The earliest troubadour whose work survives is Guilhem de Peitieus (1071–1127). Peter Dronke, author of The Medieval Lyric, however, believes that "[his] songs represent not the beginnings of a tradition but summits of achievement in that tradition." His name has been preserved because he was the Duke of Aquitaine, but his work plays with already established structures; Eble II of Ventadorn is often credited as a predecessor, though none of his work survives. Orderic Vitalis referred to Guilhem composing songs about his experiences on his return from the Crusade of 1101 (c. 1102). This may be the earliest reference to troubadour lyrics.
Orderic also provides us what may be the first description of a troubadour performance: an eyewitness account of William of Aquitaine in 1135.
Picauensis uero dux ... miserias captiuitatis suae ... coram regibus et magnatis atque Christianis coetibus multotiens retulit rythmicis uersibus cum facetis modulationibus. (X.21)
Then the Poitevin duke ... the miseries of his captivity ... before kings, magnates, and Christian assemblies many times related with rhythmic verses and witty measures.

Spread (rayonnement)

The first half of the twelfth century saw relatively few recorded troubadours. Only in the last decades of the century did troubadour activity explode. Almost half of all troubadour works survive from the period 1180–1220.
The troubadour tradition seems to have begun in western Aquitaine (Poitou and Saintonge) and Gascony, from there spreading over into eastern Aquitaine (Limousin and Auvergne) and Provence. At its height it had become popular in Languedoc and the regions of Rouergue, Toulouse, and Quercy (c. 1200). Finally, in the early thirteenth century it began to spread into first Italy and then Catalonia, whence to the rest of Spain. This development has been called the rayonnement des troubadours.

Classical period

The classical period of troubadour activity lasted from about 1170 until about 1220. The most famous names among the ranks of troubadours belong to this period. During this period the lyric art of the troubadours reached the height of its popularity and the number of surviving poems is greatest from this period. During this period the canso, or love song, became distinguishable as a genre. The master of the canso and the troubadour who epitomises the classical period is Bernart de Ventadorn. He was highly regarded by his contemporaries, as were Giraut de Bornelh, reputed by his biographer to be the greatest composer of melodies to ever live, and Bertran de Born, the master of the sirventes, or political song, which became increasingly popular in this period.
The classical period came to be seen by later generations, especially in the fourteenth and fifteenth centuries and outside of Occitania, as representing the high point of lyric poetry and models to be emulated. The language of the classic poets, its grammar and vocabularly, their style and themes, were the ideal to which poets of the troubadour revival in Toulouse and their Catalan and Castilian contemporaries aspired. During the classical period the "rules" of poetic composition had first become standardised and written down, first by Raimon Vidal and then by Uc Faidit.

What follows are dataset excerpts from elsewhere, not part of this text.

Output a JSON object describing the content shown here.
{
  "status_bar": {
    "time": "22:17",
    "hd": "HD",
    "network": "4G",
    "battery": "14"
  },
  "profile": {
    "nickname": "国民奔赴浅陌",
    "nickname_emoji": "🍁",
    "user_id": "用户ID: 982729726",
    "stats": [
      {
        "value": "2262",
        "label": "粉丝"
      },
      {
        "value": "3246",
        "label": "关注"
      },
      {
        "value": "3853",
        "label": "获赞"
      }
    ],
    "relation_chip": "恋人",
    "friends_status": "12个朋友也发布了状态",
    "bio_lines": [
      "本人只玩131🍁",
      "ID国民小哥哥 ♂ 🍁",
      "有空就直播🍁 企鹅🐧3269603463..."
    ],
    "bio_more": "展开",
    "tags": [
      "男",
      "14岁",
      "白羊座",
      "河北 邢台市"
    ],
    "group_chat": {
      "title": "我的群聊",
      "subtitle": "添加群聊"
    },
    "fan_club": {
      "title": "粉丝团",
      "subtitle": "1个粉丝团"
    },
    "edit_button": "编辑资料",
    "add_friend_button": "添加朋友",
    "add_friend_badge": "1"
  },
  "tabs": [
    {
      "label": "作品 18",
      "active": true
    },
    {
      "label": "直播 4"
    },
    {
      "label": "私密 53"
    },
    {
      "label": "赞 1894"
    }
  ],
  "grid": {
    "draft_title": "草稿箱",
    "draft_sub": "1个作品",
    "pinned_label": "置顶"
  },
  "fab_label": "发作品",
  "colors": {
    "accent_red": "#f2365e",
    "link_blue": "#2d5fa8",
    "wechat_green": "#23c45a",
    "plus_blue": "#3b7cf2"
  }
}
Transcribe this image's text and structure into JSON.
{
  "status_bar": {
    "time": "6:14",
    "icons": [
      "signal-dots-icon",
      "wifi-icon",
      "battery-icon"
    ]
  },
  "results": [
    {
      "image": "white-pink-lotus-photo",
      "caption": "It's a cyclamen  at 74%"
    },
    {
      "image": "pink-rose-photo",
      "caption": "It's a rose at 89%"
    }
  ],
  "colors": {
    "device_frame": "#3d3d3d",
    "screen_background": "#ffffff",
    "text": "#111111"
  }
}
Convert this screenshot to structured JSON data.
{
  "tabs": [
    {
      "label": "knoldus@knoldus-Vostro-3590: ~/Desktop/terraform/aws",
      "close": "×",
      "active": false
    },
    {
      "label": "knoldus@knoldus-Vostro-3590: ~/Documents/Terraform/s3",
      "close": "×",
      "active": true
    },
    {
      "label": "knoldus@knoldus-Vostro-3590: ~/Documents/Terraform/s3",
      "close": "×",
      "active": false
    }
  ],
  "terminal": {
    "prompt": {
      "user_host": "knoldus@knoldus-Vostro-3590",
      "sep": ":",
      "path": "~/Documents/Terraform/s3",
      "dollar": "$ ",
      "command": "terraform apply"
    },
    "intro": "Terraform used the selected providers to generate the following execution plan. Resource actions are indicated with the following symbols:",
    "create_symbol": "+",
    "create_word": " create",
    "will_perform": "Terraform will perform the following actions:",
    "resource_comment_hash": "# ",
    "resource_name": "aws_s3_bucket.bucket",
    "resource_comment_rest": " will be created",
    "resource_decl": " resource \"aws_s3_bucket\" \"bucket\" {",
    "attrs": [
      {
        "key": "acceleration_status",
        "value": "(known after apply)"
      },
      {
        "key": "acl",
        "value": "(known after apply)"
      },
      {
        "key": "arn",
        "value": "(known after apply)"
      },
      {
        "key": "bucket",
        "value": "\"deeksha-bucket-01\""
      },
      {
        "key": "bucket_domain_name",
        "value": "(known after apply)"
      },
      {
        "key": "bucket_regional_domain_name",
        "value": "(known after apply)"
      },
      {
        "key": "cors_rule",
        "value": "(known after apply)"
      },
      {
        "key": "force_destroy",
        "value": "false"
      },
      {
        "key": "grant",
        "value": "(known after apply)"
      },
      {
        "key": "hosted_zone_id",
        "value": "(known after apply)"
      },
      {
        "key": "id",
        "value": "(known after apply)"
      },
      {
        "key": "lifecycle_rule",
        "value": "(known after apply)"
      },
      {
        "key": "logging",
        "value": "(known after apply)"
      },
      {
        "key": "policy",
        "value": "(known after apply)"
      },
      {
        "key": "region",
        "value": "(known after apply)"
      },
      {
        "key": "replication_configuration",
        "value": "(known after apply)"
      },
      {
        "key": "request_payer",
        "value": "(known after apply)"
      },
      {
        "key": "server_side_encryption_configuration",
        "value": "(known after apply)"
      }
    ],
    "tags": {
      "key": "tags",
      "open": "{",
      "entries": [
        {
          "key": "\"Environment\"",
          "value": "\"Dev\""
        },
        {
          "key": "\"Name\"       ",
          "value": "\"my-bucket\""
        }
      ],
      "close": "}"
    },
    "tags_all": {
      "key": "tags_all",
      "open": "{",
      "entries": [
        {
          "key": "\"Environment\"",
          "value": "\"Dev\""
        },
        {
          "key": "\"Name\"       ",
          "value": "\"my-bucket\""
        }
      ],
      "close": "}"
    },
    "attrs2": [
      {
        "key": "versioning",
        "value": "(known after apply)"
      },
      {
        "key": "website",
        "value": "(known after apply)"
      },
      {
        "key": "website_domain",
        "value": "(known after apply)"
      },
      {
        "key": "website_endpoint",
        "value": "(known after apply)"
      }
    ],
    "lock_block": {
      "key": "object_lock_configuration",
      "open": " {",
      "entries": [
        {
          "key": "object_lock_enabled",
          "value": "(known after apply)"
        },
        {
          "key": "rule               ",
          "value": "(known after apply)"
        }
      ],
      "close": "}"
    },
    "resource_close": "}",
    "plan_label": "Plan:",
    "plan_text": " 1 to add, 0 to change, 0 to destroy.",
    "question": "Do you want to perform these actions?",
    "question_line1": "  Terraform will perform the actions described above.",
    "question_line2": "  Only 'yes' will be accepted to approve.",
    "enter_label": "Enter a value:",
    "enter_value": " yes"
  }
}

Albigensian Crusade and decline

Gay Saber and revival

Who they were

The 450 or so troubadours known to us came from a variety of backgrounds. They made their living in a variety of ways, lived and travelled in many different places, and were actors in many types of social context. The troubadours were not wandering entertainers. Typically, they stayed in one place for a lengthy period of time under the patronage of a wealthy nobleman or woman. Many did travel extensively, however, sojourning at one court and then another.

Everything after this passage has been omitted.